Dans le monde du catch, le modèle est d’autant plus percutant qu’il est psychologiquement réaliste. Les traits du caractère humain sont de plus en plus finement représentés par les pugilistes qui les personnifient. Avec les aléas de leur vie quotidienne. Dans le temps, on avait le bon et le méchant – l’Ange blanc ou le Bourreau de Béthune de notre jeunesse. Aujourd’hui on a le sinistre, l’opportuniste, le bon père de famille, le gourou d’une secte, le patriote, le traître, le loyal, l’ascète, le latino, le coquet ou l’intellectuel. Toute une série de types d’hommes qui commentent au micro leurs qualités et défauts avant de s’écharper. Auxquels il y a toujours quelqu’un qui peut s’identifier. De plus, une cohorte de scénaristes leur inventent des aventures, brodent sur leurs relations, attisent leurs copinages, leurs rivalités et leurs haines. Les histoires personnelles, dont les feuilletons se poursuivent de semaine en semaine, recomposent sur le ring un véritable microcosme de société.
Le “virilisme” masculin a gagné les femmes. Aux machos musclés font désormais pendant des amazones endurcies. Certes, les femmes ont de bonnes raisons de s’affirmer après des siècles de phallocratie. Et la violence des prestations de ces viragos déchaînées est un exutoire qui doit en combler beaucoup dans le public. Mais la démonstration se fait toujours sous le signe du plaisir masculin. Les “divas” de la WWE sont d’étonnantes athlètes à la fois, comme dit leur publicité “intelligentes, puissantes et sexy”. Sexy reste le mot-clé. On n’oublie pas de titiller le mâle, car elles associent la beauté de stars de cinéma à leurs prises de lutteurs expérimentés. Là encore, le modèle offert à la jeunesse répond à un stéréotype : la femme forte et indépendante, mais jusqu’à un certain point. Celui de l’attirance qu’elle doit susciter. On ne prend pas sa revanche, on ne se libère pas. L’homme n’est pas oublié, ou infériorisé. Au contraire, il garde la main parce qu’il doit être séduit.
Le tableau de cet univers du catch serait incomplet si on ne mentionnait pas son climat d’ensemble. Un climat de méchanceté gratuite, de coups tordus, de traîtrise. Le succès n’y récompense pas le mérite ou le courage. Au contraire. C’est le plus fourbe qui gagne. Celui qui fait semblant, qui simule l’épuisement avant de frapper l’adversaire par surprise, celui qui tend la main en faisant du geste amical un garrot meurtrier. La patron de la WWE, le fameux McMahon, ne cesse lui-même de donner l’exemple. Pas de séance où il ne viole les règlements, annule les résultats ou fausse les combats. L’arbitraire le dispute à l’injustice. Il ne craint pas de s’en vanter, expliquant au public qu’étant riche, il peut faire ce qu’il veut.

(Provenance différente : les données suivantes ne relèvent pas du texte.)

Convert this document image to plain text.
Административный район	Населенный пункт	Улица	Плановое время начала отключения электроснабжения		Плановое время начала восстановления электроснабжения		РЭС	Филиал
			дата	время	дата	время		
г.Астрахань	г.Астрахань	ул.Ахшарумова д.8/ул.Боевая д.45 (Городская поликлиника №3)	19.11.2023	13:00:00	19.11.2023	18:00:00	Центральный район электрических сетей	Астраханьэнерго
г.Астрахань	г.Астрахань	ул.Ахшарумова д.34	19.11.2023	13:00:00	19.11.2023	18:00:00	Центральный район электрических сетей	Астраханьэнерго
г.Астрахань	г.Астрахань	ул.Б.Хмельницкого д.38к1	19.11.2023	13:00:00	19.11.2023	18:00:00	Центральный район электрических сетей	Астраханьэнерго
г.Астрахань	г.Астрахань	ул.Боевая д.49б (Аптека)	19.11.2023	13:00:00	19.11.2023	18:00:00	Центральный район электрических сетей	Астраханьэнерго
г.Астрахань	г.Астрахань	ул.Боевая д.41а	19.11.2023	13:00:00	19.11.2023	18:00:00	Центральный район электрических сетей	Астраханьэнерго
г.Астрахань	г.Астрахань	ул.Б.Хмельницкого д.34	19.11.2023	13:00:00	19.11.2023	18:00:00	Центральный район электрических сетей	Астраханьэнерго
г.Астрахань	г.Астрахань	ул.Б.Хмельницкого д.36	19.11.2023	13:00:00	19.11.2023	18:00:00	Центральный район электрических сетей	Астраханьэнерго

Ce catch monstrueux est notre monde en réduction. Violence, mensonge, célébrité et injustice. De quoi provoquer la nausée. Mais ce qui est malsain attire. C’est une malédiction de nous autres, pauvres mortels. La tentation du Dark Side, du côté sombre. C’était jadis le secret des sorcières. On les vouait au bûcher pour exorciser le désir qu’elles inspiraient. Elles étaient diaboliques, mais tout le monde éprouve l’amour du diable. Aujourd’hui, on devrait ignorer ces superstars du pire. Et pourtant, on continue à les regarder. Pourquoi ? Parce que malgré leur brutalité, leur cynisme et leurs vilénies, ils fascinent. Et surtout, ils incarnent, avec l’efficacité d’une totale absence de scrupules, le rêve de beaucoup d’hommes et de femmes dans un monde qui refoule l’individu dans l’anonymat ou l’isolement : le rêve d’être fort, de s’imposer, de se faire connaître. Par tous les moyens, envers et contre tout. En un mot, le rêve de s’identifier.
Louis DALMAS.
Directeur de B. I.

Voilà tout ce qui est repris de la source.